Small US study suggests celecoxib may reduce risk of lung cancer in former smokers

In collaboration with Adfero

US scientists have found preliminary evidence that a drug called celecoxib could help to prevent lung cancer in patients who used to smoke and therefore face an increased risk of the disease, according to research published in the journal Cancer Prevention Research.

Researchers at the University of New Mexico carried out a small phase II clinical trial involving celecoxib, which belongs to a group of drugs known as COX-2 inhibitors.

A total of 137 patients took part in the trial, all of whom were at least 45 years of age and had given up smoking for at least one year.

Half of the participants took 400mg of celecoxib twice a day, while the other half received a placebo (dummy drug).

The researchers performed bronchoscopies - where a flexible tube is inserted and used to visualise the inside of the airways and to take cell samples from inside the lungs - at the start of the study, and again six months later in order to determine the patients' lung health.

They did this by measuring the level of a protein called Ki-67, which is raised in growing and dividing cells and can therefore be used as a marker of cell growth.

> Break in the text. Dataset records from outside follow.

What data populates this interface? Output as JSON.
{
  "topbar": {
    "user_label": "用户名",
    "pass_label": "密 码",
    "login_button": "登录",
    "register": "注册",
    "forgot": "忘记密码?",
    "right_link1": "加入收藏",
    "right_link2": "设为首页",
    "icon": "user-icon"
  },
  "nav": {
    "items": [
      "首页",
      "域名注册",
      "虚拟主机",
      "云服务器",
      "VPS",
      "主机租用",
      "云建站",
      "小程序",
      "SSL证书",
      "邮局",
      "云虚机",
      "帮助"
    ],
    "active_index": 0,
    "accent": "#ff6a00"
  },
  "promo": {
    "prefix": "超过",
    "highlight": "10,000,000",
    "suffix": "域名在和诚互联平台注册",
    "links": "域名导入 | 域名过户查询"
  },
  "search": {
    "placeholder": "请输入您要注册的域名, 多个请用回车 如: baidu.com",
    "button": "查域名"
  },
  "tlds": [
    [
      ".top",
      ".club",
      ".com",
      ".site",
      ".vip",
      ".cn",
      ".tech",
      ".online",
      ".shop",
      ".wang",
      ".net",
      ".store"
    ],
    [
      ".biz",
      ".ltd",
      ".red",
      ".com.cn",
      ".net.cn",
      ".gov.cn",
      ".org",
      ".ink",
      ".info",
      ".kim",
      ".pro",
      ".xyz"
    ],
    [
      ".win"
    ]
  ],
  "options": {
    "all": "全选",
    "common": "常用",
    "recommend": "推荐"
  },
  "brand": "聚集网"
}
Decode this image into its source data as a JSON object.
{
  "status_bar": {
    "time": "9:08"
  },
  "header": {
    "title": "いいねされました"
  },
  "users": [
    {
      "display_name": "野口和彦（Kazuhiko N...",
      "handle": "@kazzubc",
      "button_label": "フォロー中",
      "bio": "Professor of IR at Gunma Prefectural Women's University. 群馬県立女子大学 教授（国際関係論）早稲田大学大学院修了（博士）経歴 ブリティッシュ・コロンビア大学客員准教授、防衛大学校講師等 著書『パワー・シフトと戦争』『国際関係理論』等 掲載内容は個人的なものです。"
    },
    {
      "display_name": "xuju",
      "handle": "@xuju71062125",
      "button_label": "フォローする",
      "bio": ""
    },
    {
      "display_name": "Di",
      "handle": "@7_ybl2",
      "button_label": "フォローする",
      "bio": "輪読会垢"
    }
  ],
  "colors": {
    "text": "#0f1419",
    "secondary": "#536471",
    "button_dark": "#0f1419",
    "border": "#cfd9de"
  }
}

Increased Ki-67 levels have also been used as a marker of early lung cancer development in previous studies.

Analysis revealed that patients who were treated with celecoxib showed a 34 per cent decrease in levels of Ki-67, whereas those who took the placebo typically showed a 3.8 per cent increase.

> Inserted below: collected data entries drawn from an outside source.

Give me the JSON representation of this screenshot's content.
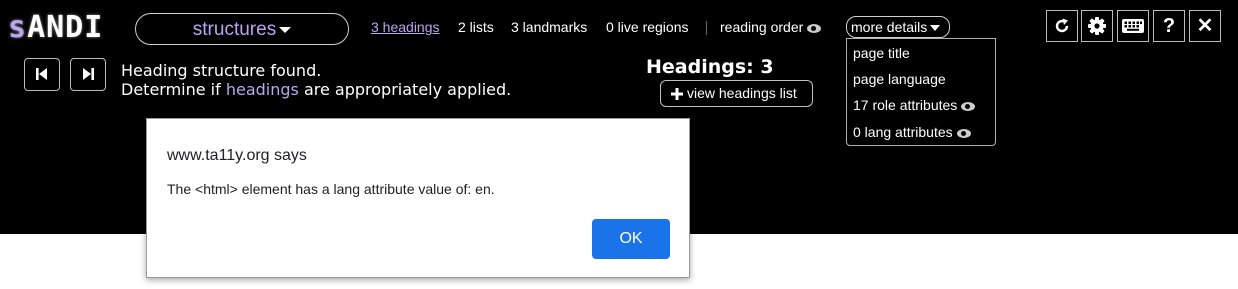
{
  "logo": {
    "s": "s",
    "rest": "ANDI"
  },
  "mode_selector": {
    "label": "structures"
  },
  "nav": {
    "headings": "3 headings",
    "lists": "2 lists",
    "landmarks": "3 landmarks",
    "live_regions": "0 live regions",
    "reading_order": "reading order",
    "more_details": "more details"
  },
  "more_details_menu": [
    "page title",
    "page language",
    "17 role attributes",
    "0 lang attributes"
  ],
  "toolbar": {
    "help": "?",
    "close": "✕"
  },
  "message": {
    "line1": "Heading structure found.",
    "line2_pre": "Determine if ",
    "line2_link": "headings",
    "line2_post": " are appropriately applied."
  },
  "headings_count": "Headings: 3",
  "view_headings_button": "view headings list",
  "dialog": {
    "title": "www.ta11y.org says",
    "message": "The <html> element has a lang attribute value of: en.",
    "ok": "OK"
  },
  "colors": {
    "accent": "#b8a6f3",
    "ok_button": "#1a73e8",
    "bar": "#000000"
  }
}
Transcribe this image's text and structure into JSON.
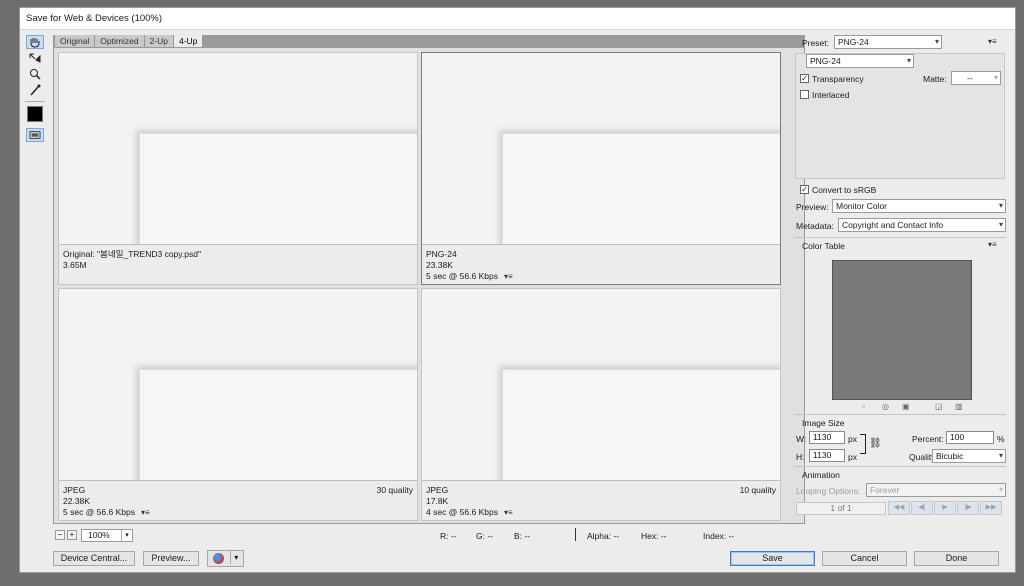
{
  "window": {
    "title": "Save for Web & Devices (100%)"
  },
  "tools": [
    {
      "name": "hand-tool-icon"
    },
    {
      "name": "slice-select-tool-icon"
    },
    {
      "name": "zoom-tool-icon"
    },
    {
      "name": "eyedropper-tool-icon"
    }
  ],
  "tabs": [
    "Original",
    "Optimized",
    "2-Up",
    "4-Up"
  ],
  "active_tab": "4-Up",
  "panes": [
    {
      "line1": "Original: \"봄네일_TREND3 copy.psd\"",
      "line2": "3.65M",
      "line3": "",
      "quality": ""
    },
    {
      "line1": "PNG-24",
      "line2": "23.38K",
      "line3": "5 sec @ 56.6 Kbps",
      "quality": ""
    },
    {
      "line1": "JPEG",
      "line2": "22.38K",
      "line3": "5 sec @ 56.6 Kbps",
      "quality": "30 quality"
    },
    {
      "line1": "JPEG",
      "line2": "17.8K",
      "line3": "4 sec @ 56.6 Kbps",
      "quality": "10 quality"
    }
  ],
  "statusbar": {
    "zoom": "100%",
    "r": "R: --",
    "g": "G: --",
    "b": "B: --",
    "alpha": "Alpha: --",
    "hex": "Hex: --",
    "index": "Index: --"
  },
  "buttons": {
    "device_central": "Device Central...",
    "preview": "Preview...",
    "save": "Save",
    "cancel": "Cancel",
    "done": "Done"
  },
  "settings": {
    "preset_label": "Preset:",
    "preset_value": "PNG-24",
    "format_value": "PNG-24",
    "transparency_label": "Transparency",
    "transparency_checked": true,
    "interlaced_label": "Interlaced",
    "interlaced_checked": false,
    "matte_label": "Matte:",
    "matte_value": "--",
    "convert_srgb_label": "Convert to sRGB",
    "convert_srgb_checked": true,
    "preview_label": "Preview:",
    "preview_value": "Monitor Color",
    "metadata_label": "Metadata:",
    "metadata_value": "Copyright and Contact Info"
  },
  "color_table": {
    "title": "Color Table"
  },
  "image_size": {
    "title": "Image Size",
    "w_label": "W:",
    "w_value": "1130",
    "h_label": "H:",
    "h_value": "1130",
    "unit": "px",
    "percent_label": "Percent:",
    "percent_value": "100",
    "percent_unit": "%",
    "quality_label": "Quality:",
    "quality_value": "Bicubic"
  },
  "animation": {
    "title": "Animation",
    "looping_label": "Looping Options:",
    "looping_value": "Forever",
    "frame_counter": "1 of 1"
  },
  "colors": {
    "accent": "#3b7ed0",
    "color_table_fill": "#7a7a7a"
  }
}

Patients who had decreases in the Ki-67 index also tended to develop fewer lung nodules, which are sometimes a precursor to cancer.

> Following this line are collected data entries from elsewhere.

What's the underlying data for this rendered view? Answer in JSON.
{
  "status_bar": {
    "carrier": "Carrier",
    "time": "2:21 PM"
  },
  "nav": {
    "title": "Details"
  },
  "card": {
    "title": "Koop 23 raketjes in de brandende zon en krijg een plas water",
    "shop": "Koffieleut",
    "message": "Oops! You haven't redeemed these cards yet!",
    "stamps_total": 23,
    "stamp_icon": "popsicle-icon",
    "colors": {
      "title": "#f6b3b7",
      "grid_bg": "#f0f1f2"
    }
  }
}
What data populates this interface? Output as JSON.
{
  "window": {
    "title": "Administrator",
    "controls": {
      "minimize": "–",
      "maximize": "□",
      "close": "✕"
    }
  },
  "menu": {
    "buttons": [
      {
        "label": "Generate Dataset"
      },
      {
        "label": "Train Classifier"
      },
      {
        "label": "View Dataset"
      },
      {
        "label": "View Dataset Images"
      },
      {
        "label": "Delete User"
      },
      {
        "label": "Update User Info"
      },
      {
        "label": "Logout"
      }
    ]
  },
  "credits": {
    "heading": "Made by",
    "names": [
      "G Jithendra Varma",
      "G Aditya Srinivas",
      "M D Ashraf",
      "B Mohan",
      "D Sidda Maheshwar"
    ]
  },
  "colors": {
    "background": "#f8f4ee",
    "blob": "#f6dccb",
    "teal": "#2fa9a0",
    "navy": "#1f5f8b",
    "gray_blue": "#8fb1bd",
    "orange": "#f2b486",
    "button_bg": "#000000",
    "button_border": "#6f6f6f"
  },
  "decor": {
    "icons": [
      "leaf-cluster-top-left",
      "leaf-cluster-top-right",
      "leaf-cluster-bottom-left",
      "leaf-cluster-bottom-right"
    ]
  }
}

The findings echo the results of an earlier study published in the same journal in February 2010. However, the researchers emphasised that large phase III trials will be needed to confirm the findings.

Dr Jack Lee, professor of biostatistics at the University of Texas MD Anderson Cancer Centre and statistical editor of Cancer Prevention Research journal, noted that five-year survival for lung cancer is just 15 per cent unless the disease is caught early.

He observed: "The best way [to treat the disease] is to intercept at the earliest stages and try to reverse the processes that can lead to cancer. These studies suggest celecoxib may be a tool to do that."

Professor Jack Cuzick, a Cancer Research UK expert on cancer preventive therapy, said: "Smoking causes one in four cancer deaths in the UK, so it's encouraging to see work which takes us a step closer to effective drugs that could prevent lung cancer in former smokers.

"But we're not there yet - this is a small study that only looked at indirect measurements of lung cancer development, such as increased levels of a protein called Ki-67. So there's a long way to go before recommending that former smokers take celecoxib. Scientists need to run much larger prevention trials that directly measure how the cancer develops if the drug is to reduce the number of people developing lung cancer.

"Nevertheless this is very interesting work which makes a strong case for doing these larger trials. In particular, this result shows that it might be possible to identify a group of patients for whom it is safe to take celecoxib. This is important because the drug is known to increase the risk of cardiac disease, so we'd only want to offer it when the benefits outweigh the risks," he added.